Morgan Stanley Senior Funding Inc., SunTrust Robinson Humphrey Inc. and UBS Investment Bank are leading the deal that will be used to refinance existing debt and to fund general corporate purposes.

Equian is an Indianapolis-based payment integrity platform.

CPG plans amendment

CPG International set a lender call for 1 p.m. ET on Wednesday to discuss an amendment transaction, a market source said.

Jefferies Finance LLC is leading the deal.

Currently, the company has $603.1 million outstanding under its existing term loan, the source added.

CPG is a Skokie, Ill.-based manufacturer of highly engineered low-maintenance building materials.

Northstar allocates

In other news, Northstar Travel Group’s fungible $83 million add-on first-lien term loan allocated on Tuesday, according to a market source.
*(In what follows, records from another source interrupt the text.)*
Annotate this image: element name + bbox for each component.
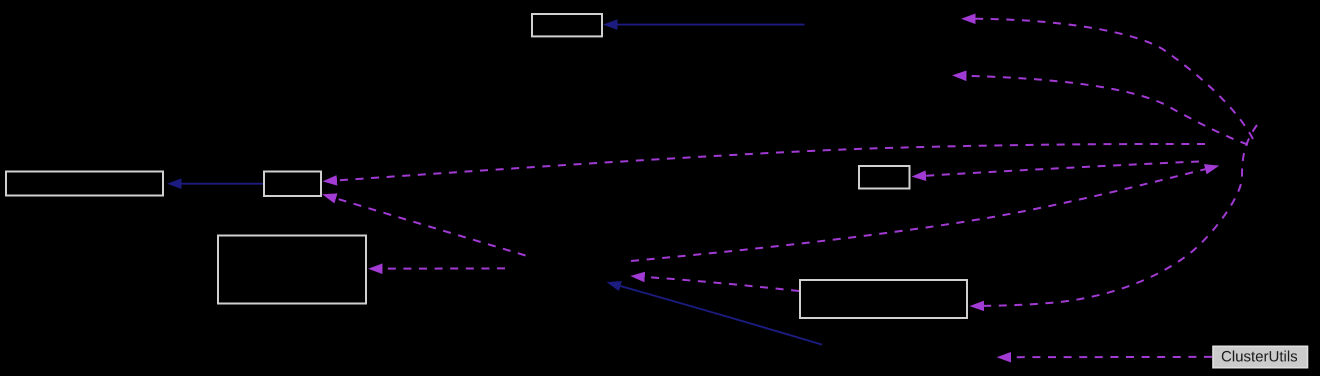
usage edge E1 (curve to top arrowhead) — [976, 19, 1254, 139]
inheritance arrow S2 (diagonal into invisible node) — [621, 286, 823, 345]
node box B2 (left long) — [6, 172, 163, 196]
node ClusterUtils — [1213, 346, 1308, 367]
usage edge L3 (up-right to arrowhead pointing right) — [631, 169, 1205, 261]
usage edge DB4 (into B4) — [383, 267, 506, 269]
node box B3 (small mid-left) — [264, 172, 321, 197]
usage edge D5 (into B5) — [926, 162, 1199, 176]
usage edge DC (from ClusterUtils going left) — [1011, 356, 1212, 358]
usage edge D3b (diagonal into B3 lower) — [336, 198, 526, 255]
usage edge E2 (curve to second arrowhead) — [967, 76, 1249, 145]
usage edge DL (long line into B3 upper) — [337, 144, 1205, 180]
node box B6 (bottom middle) — [800, 280, 967, 318]
inheritance arrow S3 (into B2) — [182, 183, 264, 185]
usage edge BC (big right curve into B6) — [984, 125, 1257, 306]
node box B5 (small middle) — [859, 166, 910, 189]
inheritance arrow S1 (into B1) — [618, 24, 805, 26]
node box B1 (top) — [532, 14, 602, 36]
usage edge DB6 (from B6 left to invisible node) — [645, 277, 799, 291]
node box B4 (big left) — [218, 236, 366, 304]
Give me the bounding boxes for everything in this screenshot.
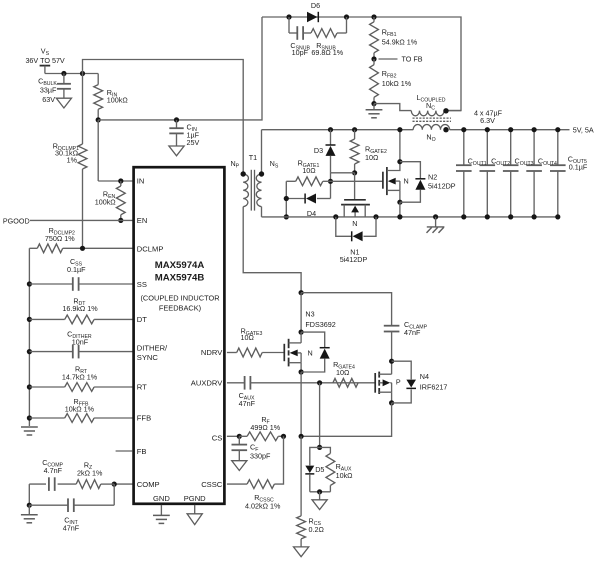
junction DCLMP — [80, 246, 85, 251]
wire IN node to snubber rail — [98, 17, 262, 120]
wire secondary top rail — [262, 17, 461, 111]
diode N1 body diode — [336, 217, 376, 241]
label RDT — [73, 297, 86, 308]
transistor N4 channel — [378, 372, 380, 394]
svg-text:47nF: 47nF — [63, 524, 80, 533]
junction bus FFB — [27, 415, 32, 420]
capacitor COUT5 — [550, 130, 566, 217]
label N1 type — [352, 219, 357, 228]
label 33uF — [40, 85, 57, 94]
label RSNUB — [316, 41, 336, 52]
junction VS-RDCLMP1 — [80, 71, 85, 76]
wire TO FB tick — [379, 58, 398, 60]
label N4 type — [396, 378, 401, 387]
pin DT — [137, 315, 147, 324]
junction D4 rail — [284, 214, 289, 219]
junction RGATE1 right — [328, 179, 333, 184]
capacitor COUT2 — [480, 130, 496, 217]
svg-text:5V, 5A: 5V, 5A — [573, 125, 594, 134]
transistor N1 stubs — [344, 205, 365, 217]
svg-text:PGND: PGND — [184, 494, 206, 503]
resistor RFB1 — [370, 17, 379, 59]
svg-text:COMP: COMP — [137, 480, 160, 489]
transistor N4 gate bar — [374, 373, 376, 393]
junction D5 bottom — [317, 489, 322, 494]
junction RF right — [281, 434, 286, 439]
ground RCS — [294, 547, 309, 557]
label N1 — [350, 248, 359, 257]
junction RIN-CIN — [96, 117, 101, 122]
label D5 — [315, 465, 324, 474]
label RGATE3 value — [241, 333, 255, 342]
pin FFB — [137, 414, 151, 423]
label CSS value — [67, 265, 86, 274]
junction VS-CBULK — [61, 71, 66, 76]
pin EN — [137, 216, 148, 225]
label COUT1 — [468, 157, 487, 168]
transistor N2 drain — [387, 130, 400, 171]
capacitor CCOMP — [29, 477, 76, 491]
svg-text:DCLMP: DCLMP — [137, 245, 164, 254]
resistor RF — [239, 432, 283, 441]
svg-text:10Ω: 10Ω — [336, 368, 350, 377]
svg-text:DT: DT — [137, 315, 147, 324]
inductor LCOUPLED No winding — [413, 124, 449, 129]
svg-text:N: N — [404, 177, 409, 186]
label D6 — [311, 1, 320, 10]
svg-text:N4: N4 — [420, 372, 429, 381]
diode D3 — [326, 130, 336, 173]
node Ns polarity dot — [259, 171, 264, 176]
junction N3 source — [299, 369, 304, 374]
pin FB — [137, 447, 147, 456]
label REN — [103, 190, 116, 201]
svg-text:4.02kΩ 1%: 4.02kΩ 1% — [245, 502, 281, 511]
svg-text:10kΩ: 10kΩ — [336, 471, 354, 480]
pin DITHER — [137, 343, 168, 352]
svg-text:16.9kΩ 1%: 16.9kΩ 1% — [62, 304, 98, 313]
transistor N2 body arrow — [388, 178, 400, 191]
wire N2 source to rail — [399, 202, 401, 217]
label N2 part — [428, 182, 456, 191]
transistor N4 body arrow — [379, 379, 391, 392]
label T1 — [249, 153, 257, 162]
transistor N4 drain stub — [379, 361, 391, 374]
label feedback — [159, 304, 201, 313]
ground CBULK — [56, 98, 71, 108]
wire CS pin — [227, 435, 239, 437]
label RGATE4 — [333, 360, 355, 371]
pin CS — [212, 433, 223, 442]
label CSNUB value — [292, 48, 309, 57]
svg-text:69.8Ω 1%: 69.8Ω 1% — [311, 48, 343, 57]
ground RFB2 — [366, 104, 383, 118]
label RGATE1 — [298, 158, 320, 169]
label RFFB — [73, 397, 89, 408]
svg-text:10pF: 10pF — [292, 48, 309, 57]
transistor Q N1 gate bar — [344, 199, 366, 201]
resistor RSNUB — [311, 17, 347, 37]
label CSS — [70, 257, 83, 268]
pin PGND — [184, 494, 206, 503]
junction N2 rail — [397, 214, 402, 219]
svg-text:N: N — [352, 219, 357, 228]
svg-text:10Ω: 10Ω — [241, 333, 255, 342]
svg-text:SS: SS — [137, 280, 147, 289]
label RFFB value — [65, 405, 95, 414]
label CDITHER — [67, 329, 92, 340]
label TO FB — [402, 55, 423, 64]
label N2 type — [404, 177, 409, 186]
resistor RZ — [76, 480, 114, 489]
svg-text:SYNC: SYNC — [137, 353, 159, 362]
wire N3 drain lead — [300, 293, 302, 332]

Pricing on the add-on loan is Libor plus 625 basis points with a 1% Libor floor, which matches existing first-lien term loan pricing, and it was sold at an original issue discount of 99. All of the first-lien term loan debt is getting 101 soft call protection for six months.

During syndication, the add-on term loan was upsized from $58 million.

Macquarie Capital (USA) Inc. is leading the deal that will be used to fund an acquisition and, due to the recent upsizing, to pay a dividend.

Northstar Travel is a Secaucus, N.J.-based provider of business-to-business information, content, events, data, research, custom content and software dedicated to the global travel and meeting industries.